Sorry… I’m still trying to figure out exactly how clichÈ,†strawman arguments, wishful thinking, and cartoonish exaggeration can be considered sophisticated.
Sep 1, 2006 - 9:36 pm 28. David Tomlin:It’s a ‘British docudrama’. Can’t Bush sue in the UK if he wants to?
Sep 2, 2006 - 12:00 am 29. David Tomlin:It doesn’t wash off one ounce of the filth, but it is somewhat consoling to know that this film will cost the Democratic Party.
When my neighbor (a registered independent) heard about this movie, he said “The Democrats can’t be that stupid, can they? Guess I’ll have to vote for whoever the GOP runs in 2008″.
The Dems are killing themselves by making this personal.
The film was made in Britain, but some people can’t wait to vaguely blame it on, or somehow associate it with, ‘the Democrats’.
Will it ‘cost’ the Democrats in the midterm elections, by creating sympathy for Bush? Possibly. But I doubt the effect will be significant if it exists at all.

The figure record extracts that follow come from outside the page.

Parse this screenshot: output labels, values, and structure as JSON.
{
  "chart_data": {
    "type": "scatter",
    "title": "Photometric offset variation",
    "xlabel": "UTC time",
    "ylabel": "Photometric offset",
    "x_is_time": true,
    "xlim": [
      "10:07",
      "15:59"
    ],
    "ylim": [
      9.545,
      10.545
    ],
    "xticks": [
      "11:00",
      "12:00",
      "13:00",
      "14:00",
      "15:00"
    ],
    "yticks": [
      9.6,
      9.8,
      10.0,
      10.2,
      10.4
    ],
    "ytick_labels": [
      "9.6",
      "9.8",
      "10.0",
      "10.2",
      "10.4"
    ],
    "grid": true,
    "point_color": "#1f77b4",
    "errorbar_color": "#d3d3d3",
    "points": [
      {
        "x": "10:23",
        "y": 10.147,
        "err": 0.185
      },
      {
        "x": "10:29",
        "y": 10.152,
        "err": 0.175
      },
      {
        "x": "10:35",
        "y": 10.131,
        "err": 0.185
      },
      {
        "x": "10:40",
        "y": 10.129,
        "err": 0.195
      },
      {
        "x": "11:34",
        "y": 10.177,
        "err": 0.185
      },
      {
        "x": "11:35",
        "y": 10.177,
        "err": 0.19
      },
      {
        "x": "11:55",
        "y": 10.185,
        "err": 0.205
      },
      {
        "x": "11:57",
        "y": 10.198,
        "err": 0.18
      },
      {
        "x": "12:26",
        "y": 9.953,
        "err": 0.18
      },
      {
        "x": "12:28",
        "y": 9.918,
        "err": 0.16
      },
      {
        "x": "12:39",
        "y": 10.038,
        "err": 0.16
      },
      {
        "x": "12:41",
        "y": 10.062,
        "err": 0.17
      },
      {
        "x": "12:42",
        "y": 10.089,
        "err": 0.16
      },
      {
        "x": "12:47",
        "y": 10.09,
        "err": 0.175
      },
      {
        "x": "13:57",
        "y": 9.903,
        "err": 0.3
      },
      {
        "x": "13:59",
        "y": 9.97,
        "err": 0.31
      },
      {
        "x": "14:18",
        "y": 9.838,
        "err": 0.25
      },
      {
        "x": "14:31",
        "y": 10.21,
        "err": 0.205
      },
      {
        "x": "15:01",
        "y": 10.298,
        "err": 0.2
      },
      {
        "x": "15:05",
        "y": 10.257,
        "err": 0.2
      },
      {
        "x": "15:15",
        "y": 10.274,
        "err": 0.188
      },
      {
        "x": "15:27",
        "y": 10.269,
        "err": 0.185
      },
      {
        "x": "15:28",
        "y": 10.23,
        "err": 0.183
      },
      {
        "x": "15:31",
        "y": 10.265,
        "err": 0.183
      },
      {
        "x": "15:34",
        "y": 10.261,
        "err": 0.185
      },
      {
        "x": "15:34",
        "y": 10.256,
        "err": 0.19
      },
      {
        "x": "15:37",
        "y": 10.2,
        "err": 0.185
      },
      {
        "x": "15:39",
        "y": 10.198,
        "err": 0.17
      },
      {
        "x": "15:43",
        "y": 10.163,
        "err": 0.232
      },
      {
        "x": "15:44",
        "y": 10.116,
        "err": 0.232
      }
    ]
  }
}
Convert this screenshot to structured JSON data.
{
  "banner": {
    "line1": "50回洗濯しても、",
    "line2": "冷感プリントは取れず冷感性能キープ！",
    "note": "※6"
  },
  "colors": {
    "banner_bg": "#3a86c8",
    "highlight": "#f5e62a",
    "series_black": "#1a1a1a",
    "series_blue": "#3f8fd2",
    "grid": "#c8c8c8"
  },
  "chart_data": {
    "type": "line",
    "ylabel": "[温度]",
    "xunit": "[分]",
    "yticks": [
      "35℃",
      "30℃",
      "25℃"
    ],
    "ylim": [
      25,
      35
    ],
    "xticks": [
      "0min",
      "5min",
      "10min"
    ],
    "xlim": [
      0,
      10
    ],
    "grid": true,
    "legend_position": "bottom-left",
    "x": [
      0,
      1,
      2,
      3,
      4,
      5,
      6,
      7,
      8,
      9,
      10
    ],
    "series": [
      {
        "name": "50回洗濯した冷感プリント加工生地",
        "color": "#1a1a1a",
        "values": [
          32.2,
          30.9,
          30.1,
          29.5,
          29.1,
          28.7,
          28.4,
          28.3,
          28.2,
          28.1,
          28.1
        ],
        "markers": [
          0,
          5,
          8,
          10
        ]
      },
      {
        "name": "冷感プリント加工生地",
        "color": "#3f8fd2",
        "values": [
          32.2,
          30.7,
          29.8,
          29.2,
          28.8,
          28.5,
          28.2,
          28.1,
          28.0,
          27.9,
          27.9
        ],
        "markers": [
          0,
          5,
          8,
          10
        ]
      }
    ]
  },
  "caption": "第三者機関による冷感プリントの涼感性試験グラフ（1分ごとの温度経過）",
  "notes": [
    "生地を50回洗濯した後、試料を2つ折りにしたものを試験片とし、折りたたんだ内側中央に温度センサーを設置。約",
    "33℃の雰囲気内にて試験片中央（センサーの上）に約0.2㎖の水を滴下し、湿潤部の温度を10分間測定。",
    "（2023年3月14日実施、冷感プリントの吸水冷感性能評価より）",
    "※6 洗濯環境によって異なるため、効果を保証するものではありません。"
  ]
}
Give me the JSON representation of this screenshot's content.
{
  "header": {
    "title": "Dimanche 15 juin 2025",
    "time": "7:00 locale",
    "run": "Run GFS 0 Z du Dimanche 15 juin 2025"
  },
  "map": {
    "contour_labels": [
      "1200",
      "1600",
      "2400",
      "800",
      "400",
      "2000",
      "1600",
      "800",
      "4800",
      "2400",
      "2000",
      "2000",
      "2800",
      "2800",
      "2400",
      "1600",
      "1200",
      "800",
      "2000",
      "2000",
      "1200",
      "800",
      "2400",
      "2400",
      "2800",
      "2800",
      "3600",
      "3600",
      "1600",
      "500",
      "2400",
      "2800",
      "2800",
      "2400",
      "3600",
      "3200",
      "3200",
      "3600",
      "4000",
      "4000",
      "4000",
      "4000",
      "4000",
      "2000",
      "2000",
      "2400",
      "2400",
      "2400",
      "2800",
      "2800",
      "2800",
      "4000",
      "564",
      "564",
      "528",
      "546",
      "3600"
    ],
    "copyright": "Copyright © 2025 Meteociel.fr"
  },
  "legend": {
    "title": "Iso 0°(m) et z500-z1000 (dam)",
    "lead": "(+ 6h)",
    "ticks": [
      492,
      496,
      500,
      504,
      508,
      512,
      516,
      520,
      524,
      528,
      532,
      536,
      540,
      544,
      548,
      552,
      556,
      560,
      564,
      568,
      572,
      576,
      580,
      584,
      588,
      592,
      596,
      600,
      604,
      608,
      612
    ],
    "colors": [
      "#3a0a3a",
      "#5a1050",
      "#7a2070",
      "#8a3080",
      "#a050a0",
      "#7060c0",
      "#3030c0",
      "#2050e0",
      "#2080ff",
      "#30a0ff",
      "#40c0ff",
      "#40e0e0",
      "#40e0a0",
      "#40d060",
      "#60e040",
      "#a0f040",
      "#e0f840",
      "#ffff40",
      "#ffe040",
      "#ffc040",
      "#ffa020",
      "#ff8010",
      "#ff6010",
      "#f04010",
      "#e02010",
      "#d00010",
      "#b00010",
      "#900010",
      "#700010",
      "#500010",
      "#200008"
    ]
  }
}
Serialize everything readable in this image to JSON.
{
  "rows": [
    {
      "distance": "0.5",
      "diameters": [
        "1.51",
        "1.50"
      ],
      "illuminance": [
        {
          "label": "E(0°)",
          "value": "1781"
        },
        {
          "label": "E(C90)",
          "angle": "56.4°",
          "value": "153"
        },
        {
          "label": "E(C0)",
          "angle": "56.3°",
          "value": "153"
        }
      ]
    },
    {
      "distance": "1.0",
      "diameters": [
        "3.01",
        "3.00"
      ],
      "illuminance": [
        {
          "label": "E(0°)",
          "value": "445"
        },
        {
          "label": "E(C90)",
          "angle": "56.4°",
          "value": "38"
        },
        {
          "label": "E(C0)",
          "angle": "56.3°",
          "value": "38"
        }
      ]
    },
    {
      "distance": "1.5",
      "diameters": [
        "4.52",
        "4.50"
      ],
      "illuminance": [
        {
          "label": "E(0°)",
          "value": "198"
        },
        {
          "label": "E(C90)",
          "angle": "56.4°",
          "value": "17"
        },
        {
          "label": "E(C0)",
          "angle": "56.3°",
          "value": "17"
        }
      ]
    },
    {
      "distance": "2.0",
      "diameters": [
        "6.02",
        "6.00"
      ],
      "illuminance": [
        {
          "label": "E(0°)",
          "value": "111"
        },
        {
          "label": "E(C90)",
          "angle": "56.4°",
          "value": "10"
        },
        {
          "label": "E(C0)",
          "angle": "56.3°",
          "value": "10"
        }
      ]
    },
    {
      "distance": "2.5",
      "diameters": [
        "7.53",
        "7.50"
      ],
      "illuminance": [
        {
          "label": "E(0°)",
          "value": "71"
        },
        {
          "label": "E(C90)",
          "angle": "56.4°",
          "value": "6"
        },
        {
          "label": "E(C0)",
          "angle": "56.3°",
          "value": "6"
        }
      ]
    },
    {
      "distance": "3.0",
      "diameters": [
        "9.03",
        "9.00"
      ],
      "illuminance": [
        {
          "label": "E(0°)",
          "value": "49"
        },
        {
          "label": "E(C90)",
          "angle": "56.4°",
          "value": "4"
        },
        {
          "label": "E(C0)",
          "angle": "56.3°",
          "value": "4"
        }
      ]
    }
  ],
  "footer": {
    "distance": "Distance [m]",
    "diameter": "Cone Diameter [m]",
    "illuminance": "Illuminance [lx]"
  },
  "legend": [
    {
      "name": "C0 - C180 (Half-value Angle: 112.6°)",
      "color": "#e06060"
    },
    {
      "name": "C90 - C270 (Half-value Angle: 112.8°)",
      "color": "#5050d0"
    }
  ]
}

However, he seems to never, ever be given a fair shake, and is constantly under the worst vitriolic attacks — like this one.
I understand the film depicts an anti-war demonstrator committing a political assassination. That sounds more like an attack on anti-war demonstrators than on Bush.
Sep 2, 2006 - 1:52 am 30. HA:Well, my limb just snapped. Fortunately, there was a much larger and sturdier one directly beneath my previous perch.
http://powerlineblog.com/archives/015171.php
No, peace and harmony didn’t reign after Bush was murdered. Rather, the REAL jack-booted fascists from Cheney on down finally got on with destroying civilization. How sophisticated! Braaa-Vo!!!
What is really going on here is that leftists have to invent imaginary, strawman fascists to demolish in order to overcome the dissonce due to their cowering before the real, turbaned ones.
I wonder if these self-proclaimed “sophisticated” and supposedly “brave” filmakers would dare show the Theo Van Gogh film “Submission” along side their simple-minded drivel.